Third is the entire idea of treating a well-seasoned and polished first-round pick as if he's some kind of collectible figurine whose value will decrease the moment the original packaging is unsealed. That's far from true, because Fields is expected to get even better with experience. The sooner he plays, the sooner he builds a bank of live-speed participation that allows him to operate even faster and more confidently with every snap.

Next is a classic logical pitfall: the post hoc ergo propter hoc fallacy, in this case better understood as the Carr/Mahomes presumptions on either end of the spectrum.  ​"What about David Carr?" is the belief that the top overall draft pick of 2002 never lived up to his potential because he was sacked so often, a belief that simply can't be proved. He was sacked plenty, sure, but he might also have just been bad, and one may not assign causality despite any anecdotal retroactive examination or subjective testimony. The Patrick Mahomes point isn't directly germane to this specific counter-argument but is similarly fallacious: Mahomes sat for a year and was great, but it can't be proved to be causal rather than coincidental. The Chiefs may have just chosen to miss a year of greatness so they could enjoy more Alex Smith.

Finally and most importantly is the selection bias involved in how we remember quarterbacks operating with lines that have varied widely in quality and how truly great players at the position make so much of it not matter. Aaron Rodgers has taken the field behind any number of pieced-together groups down key starters, and he never stopped shredding opponents like the Bears on those days. Similarly, Russell Wilson has been sacked 394 times in his nine years behind a line famous for being hurt and bad, full of draft disappointments and cheap in free agency, and none of it has stopped him from being one of the most dynamic playmakers of his era. In fact, the urgency may in part have brought it out of Wilson.

Why?

Because of a reason we in Chicago are unconditioned to really get.

When your quarterback is the guy, he makes every other thing matter less. It's all better because of him and his unique ability to elevate others because of a combination of awareness, accuracy, decision-making, athleticism, speed, toughness and leadership.

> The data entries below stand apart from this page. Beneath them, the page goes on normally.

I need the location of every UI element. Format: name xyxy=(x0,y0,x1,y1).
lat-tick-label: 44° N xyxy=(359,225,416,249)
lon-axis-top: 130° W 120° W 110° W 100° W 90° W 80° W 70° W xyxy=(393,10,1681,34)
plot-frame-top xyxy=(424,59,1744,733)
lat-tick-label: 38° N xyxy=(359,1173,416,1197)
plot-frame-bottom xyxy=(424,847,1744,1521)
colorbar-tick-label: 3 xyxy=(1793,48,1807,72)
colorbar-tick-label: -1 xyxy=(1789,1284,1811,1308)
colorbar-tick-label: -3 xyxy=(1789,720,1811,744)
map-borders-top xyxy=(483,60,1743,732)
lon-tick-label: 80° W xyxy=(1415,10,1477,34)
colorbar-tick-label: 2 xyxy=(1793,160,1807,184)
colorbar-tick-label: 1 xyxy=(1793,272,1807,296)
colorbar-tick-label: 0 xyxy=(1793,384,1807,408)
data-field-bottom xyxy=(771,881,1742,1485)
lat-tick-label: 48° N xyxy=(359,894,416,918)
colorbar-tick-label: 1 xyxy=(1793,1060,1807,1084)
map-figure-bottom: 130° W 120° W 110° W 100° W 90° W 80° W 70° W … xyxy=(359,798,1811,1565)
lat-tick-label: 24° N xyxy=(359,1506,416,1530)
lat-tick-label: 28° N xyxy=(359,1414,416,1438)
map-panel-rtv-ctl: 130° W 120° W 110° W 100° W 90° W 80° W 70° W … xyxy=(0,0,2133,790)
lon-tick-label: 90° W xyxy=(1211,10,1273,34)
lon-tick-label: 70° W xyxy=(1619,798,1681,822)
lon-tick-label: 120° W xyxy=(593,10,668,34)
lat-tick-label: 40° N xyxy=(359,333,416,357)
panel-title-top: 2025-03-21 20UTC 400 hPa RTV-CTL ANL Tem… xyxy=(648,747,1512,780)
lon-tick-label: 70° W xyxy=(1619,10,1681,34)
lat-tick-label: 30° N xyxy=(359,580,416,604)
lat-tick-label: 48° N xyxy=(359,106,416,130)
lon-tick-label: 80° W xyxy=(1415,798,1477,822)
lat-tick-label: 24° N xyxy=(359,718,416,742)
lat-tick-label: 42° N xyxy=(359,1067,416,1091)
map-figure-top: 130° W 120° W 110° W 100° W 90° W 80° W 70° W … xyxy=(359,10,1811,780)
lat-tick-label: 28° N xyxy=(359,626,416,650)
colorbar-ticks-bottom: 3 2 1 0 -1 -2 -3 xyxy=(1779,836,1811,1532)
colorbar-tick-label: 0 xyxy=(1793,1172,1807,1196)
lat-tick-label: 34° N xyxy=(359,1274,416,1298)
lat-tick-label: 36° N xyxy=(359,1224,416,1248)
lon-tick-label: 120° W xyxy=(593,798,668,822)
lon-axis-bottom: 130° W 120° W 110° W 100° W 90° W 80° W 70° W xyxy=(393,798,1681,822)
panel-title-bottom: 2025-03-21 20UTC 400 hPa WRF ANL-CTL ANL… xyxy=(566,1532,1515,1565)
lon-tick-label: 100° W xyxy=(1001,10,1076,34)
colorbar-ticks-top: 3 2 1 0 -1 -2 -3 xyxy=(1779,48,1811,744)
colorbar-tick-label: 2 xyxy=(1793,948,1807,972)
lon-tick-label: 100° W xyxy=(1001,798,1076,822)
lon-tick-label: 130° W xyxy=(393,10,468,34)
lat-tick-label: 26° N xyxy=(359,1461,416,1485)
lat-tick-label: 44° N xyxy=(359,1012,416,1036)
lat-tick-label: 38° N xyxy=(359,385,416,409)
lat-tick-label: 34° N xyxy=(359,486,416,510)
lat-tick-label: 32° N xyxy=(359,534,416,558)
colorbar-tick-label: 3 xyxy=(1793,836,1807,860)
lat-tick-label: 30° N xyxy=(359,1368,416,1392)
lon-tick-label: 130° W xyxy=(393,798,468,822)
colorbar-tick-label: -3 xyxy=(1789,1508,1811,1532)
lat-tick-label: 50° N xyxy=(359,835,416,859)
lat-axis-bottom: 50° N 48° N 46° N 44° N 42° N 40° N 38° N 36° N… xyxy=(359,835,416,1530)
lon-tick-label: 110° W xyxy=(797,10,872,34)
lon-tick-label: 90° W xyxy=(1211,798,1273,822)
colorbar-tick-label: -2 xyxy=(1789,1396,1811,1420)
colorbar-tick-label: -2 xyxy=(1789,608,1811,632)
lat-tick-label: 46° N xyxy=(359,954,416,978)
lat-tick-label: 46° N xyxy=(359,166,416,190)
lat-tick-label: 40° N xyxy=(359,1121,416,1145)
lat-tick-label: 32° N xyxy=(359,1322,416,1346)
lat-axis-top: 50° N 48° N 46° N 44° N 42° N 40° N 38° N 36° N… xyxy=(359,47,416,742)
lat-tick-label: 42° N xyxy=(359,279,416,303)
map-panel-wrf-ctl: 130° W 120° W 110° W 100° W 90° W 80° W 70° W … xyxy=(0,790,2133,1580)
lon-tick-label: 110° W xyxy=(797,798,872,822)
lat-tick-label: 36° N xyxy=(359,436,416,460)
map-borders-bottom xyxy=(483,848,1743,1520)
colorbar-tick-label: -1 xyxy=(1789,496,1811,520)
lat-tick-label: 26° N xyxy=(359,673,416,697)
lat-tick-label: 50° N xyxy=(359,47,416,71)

In Chicago, we're too accustomed to thinking conversely, that any quarterback needs a warm and supportive nest of protection and all else around him idealized to make negative outcomes a little less likely. We come by such feelings honestly, considering our shared history watching so many fall short of expectations.

As excited as we are about what we think Justin Fields can be, we must realize what we really mean by that and act accordingly.